Your company most likely operates in “reliability mode” most of the time. Decisions are made by looking backward into the operations of the company and finding elements that lower costs or drive more revenue from existing operations. When a big enough element is found, projects get funded. You know this mode dominates when you are asked to “prove it” before receiving funding.

Start-up companies operate in “eventuality mode.” It is the act of looking forward into the changing marketplace and finding the elements that will change what customers want from a company. When a big enough element (insight) is found, the entire organization is directed to meet the trend with enough momentum to catch it. You know this mode dominates your company when you are asked to commit to a vision.

When a company can integrate the two modes, and not rely too heavily on either of them, innovation succeeds. Here’s an example. One of our clients, a large health insurance provider, was unable to get approval to fund a customer-centric redesign of its member website. The reliability metrics (e.g., number of members using the site, call center inquiry reduction) couldn’t prove that a $10 million investment would pay off. Then healthcare reform created a well-defined “eventuality”; more people would be entering the market for health insurance and using digital channels to manage their claims. Once it became clear that the company’s core competency of managing member claims was at risk, the funds were allocated.

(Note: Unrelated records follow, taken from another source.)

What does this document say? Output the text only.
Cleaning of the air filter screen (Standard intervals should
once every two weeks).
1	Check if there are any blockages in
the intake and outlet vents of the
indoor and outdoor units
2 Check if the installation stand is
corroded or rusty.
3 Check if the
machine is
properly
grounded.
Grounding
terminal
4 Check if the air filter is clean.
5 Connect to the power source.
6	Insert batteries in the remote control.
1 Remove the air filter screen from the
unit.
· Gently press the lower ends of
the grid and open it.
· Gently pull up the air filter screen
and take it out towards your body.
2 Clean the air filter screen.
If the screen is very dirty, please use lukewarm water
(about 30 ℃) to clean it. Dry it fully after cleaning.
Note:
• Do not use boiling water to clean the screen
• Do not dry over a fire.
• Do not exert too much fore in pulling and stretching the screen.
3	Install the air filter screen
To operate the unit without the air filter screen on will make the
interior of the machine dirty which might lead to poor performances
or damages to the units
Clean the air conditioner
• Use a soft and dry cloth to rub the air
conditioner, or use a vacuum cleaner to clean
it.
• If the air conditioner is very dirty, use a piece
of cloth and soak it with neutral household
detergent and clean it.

Your company might not be lucky enough to have a government-mandated eventuality looming over the horizon. As a leader you have to put the time and effort in to provide a level of certainty about future events that can balance the natural focus on the reliable past. So before you claim that symptoms such as risk aversion, lack of ideas and data paralysis are the problem, evaluate how effectively you integrate concepts of eventuality into your business decisions.